According to the present invention, a clamp circuit is provided between the output of the capacitor and the input of the amplifier to prevent the differential waveform created by the differential circuit from being differentiated to a predetermined level or more. As a result, a normal output based on the optical signal is obtained from the comparator, and the advantage that the load operates normally is obtained.

[Brief description of drawings]

FIG. 1 is a diagram showing a general photodetector.

FIG. 2 is a diagram showing a clamp circuit provided in FIG.

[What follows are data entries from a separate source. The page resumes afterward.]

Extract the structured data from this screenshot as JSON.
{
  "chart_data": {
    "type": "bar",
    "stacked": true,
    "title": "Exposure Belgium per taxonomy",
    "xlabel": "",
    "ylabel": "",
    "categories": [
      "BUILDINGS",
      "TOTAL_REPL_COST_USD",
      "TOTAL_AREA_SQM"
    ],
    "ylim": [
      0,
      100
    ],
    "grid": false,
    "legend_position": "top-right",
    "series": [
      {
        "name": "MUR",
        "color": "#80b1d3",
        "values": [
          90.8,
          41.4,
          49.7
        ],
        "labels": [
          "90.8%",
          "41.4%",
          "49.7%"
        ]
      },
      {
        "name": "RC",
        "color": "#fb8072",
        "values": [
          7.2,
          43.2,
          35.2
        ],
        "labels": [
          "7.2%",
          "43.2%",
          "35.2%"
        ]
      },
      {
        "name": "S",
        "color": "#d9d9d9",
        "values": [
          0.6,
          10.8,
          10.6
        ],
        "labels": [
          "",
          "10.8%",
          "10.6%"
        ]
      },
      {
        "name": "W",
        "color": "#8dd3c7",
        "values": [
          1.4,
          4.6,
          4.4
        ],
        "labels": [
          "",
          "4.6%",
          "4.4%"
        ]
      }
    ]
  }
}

FIG. 3 is a waveform diagram showing operation waveforms of FIGS. 1 and 2.

[Explanation of symbols]

(1) Light emitting diode (6) Light receiving diode (11) Capacitor (13) Comparator (14) Load (15) Control transistor (17) Logic circuit (18) Clamp circuit (19) Operational amplifier

Claims (2)

(57) [Claims] 1. An amplifier for amplifying an electric signal generated according to the magnitude of the optical signal when the optical signal emitted from the light emitting element is received by the light receiving element, and an output of the amplifier as a reference. A comparator that outputs a high or low level in comparison with the voltage, a logic circuit that performs signal processing so that the load can be controlled based on the output of the comparator, and switching according to the output of the logic circuit, In a photodetector having a control transistor for controlling current supply to the load, a differentiation circuit composed of the input impedance of the capacitor and the amplifier clamps differentiation of the electric signal to a predetermined level or more. A photodetector comprising a clamp circuit for 2. The photodetector according to claim 1, wherein the clamp circuit is interposed between the output of the capacitor and the input of the amplifier.